再びオクタゴン中央、ウッドリーは右ボディ。残り10秒でウッドリー右、ティルが左ミドルを出した所でラウンド終了。派手な展開はなかったが、ウッドリー優勢のラウンド。ティルの積極的な攻撃は、ほとんどなかったと言ってよい。
2R、ウッドリーはスタンス広く低い構え。ティルが右から飛び込んで入ってきたところ、ウッドリーがそこに右を合わせ、ティルの顎にクリーンヒット! ティルは四つん這いの形に倒れた後、仰向けになる。そこにウッドリーが左右のパウンドを連打し、ティルはガードの状態で顔を覆ってそれらを防ごうとする。だがウッドリーは肘も混ぜてパウンドを止めず、肘を六発つづけて連打。ティルが手を伸ばしてカバーしようとするが、容赦なくパウンドと肘を入れ続ける。
ティル、足を使い何とかウッドリーの攻撃を押さえようとするが、成功しない。
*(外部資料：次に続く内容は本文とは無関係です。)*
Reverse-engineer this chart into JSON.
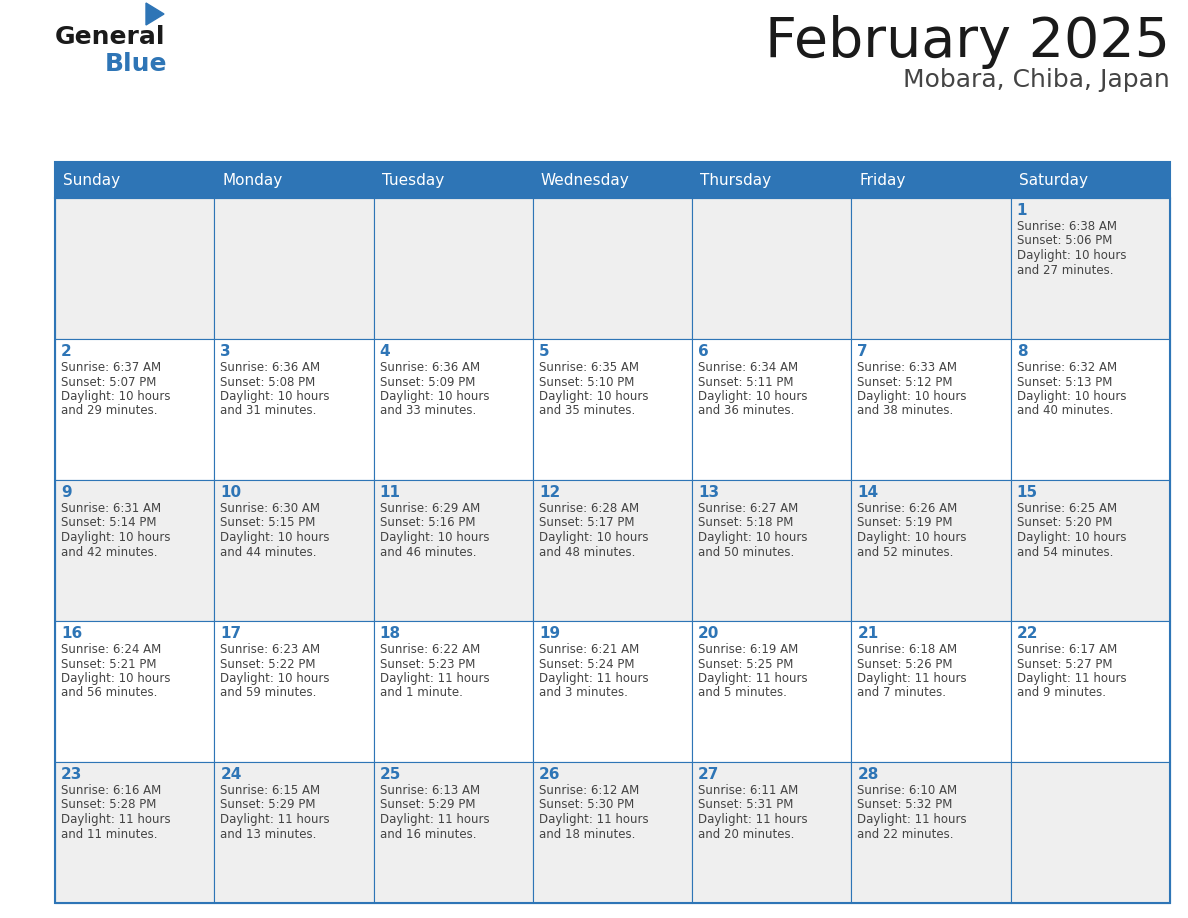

ウッドリーのパウンドテクニックは強力で、ティルも手をつかんだり仕掛けをしてゆくのを全て無効化していった。
やがてウッドリーがハーフを取り、肘を滑らせる形でティルに入れつつ、マウントを取る形となる。ティルは体を左右に揺すり、脇差のハーフ状態に戻すが、ウッドリーは肘とパウンドをさらに入れ続ける。ウッドリーが叩きつけてくる肘を嫌い、ティルは頭をウッドリーの方へ近づけて体を丸め込むも、ウッドリーは容赦ないパウンド。
さらにそこから左手を深く差し、頭を右で抱えてダースチョークの体勢に入ると、ティルはタップ! ウッドリーがサブミッションで勝利した。
結果から見て、ウッドリーの完勝である。体格差をカバーするために最初は的を絞らせず、突然の右で飛び込み距離を縮めてクリンチ。2Rで先手を取ろうとティルが飛び込んできた所にカウンターを合わせ、ダウンさせてパウンド連打、そして最後はサブミッションで極めるという、打撃を得意とする相手にお手本のような試合運びを見せつけた。
強いチャンプにもかかわらずウッドリーの人気がないのは、スティーブン・トンプソン戦2やデミアン・マイア戦での膠着状態の長さ、あるいは積極的な攻めの姿勢が見えにくいところから来ると考えられる(UFCへの文句もあるだろうが)。しかし今回は、その慎重さがティルのミスを呼び込み、自分の思う通りの展開に持ち込んで完封試合とした。
パンチの爆発力に注目が行きがちなウッドリーだが、決して「負けない戦い方」をするクレバーな面にも、もっとポジティブな注目が集まってもよいはずだ。だが、それはメディアと観客の側の「見る目」にもかかわっている事なのかもしれない。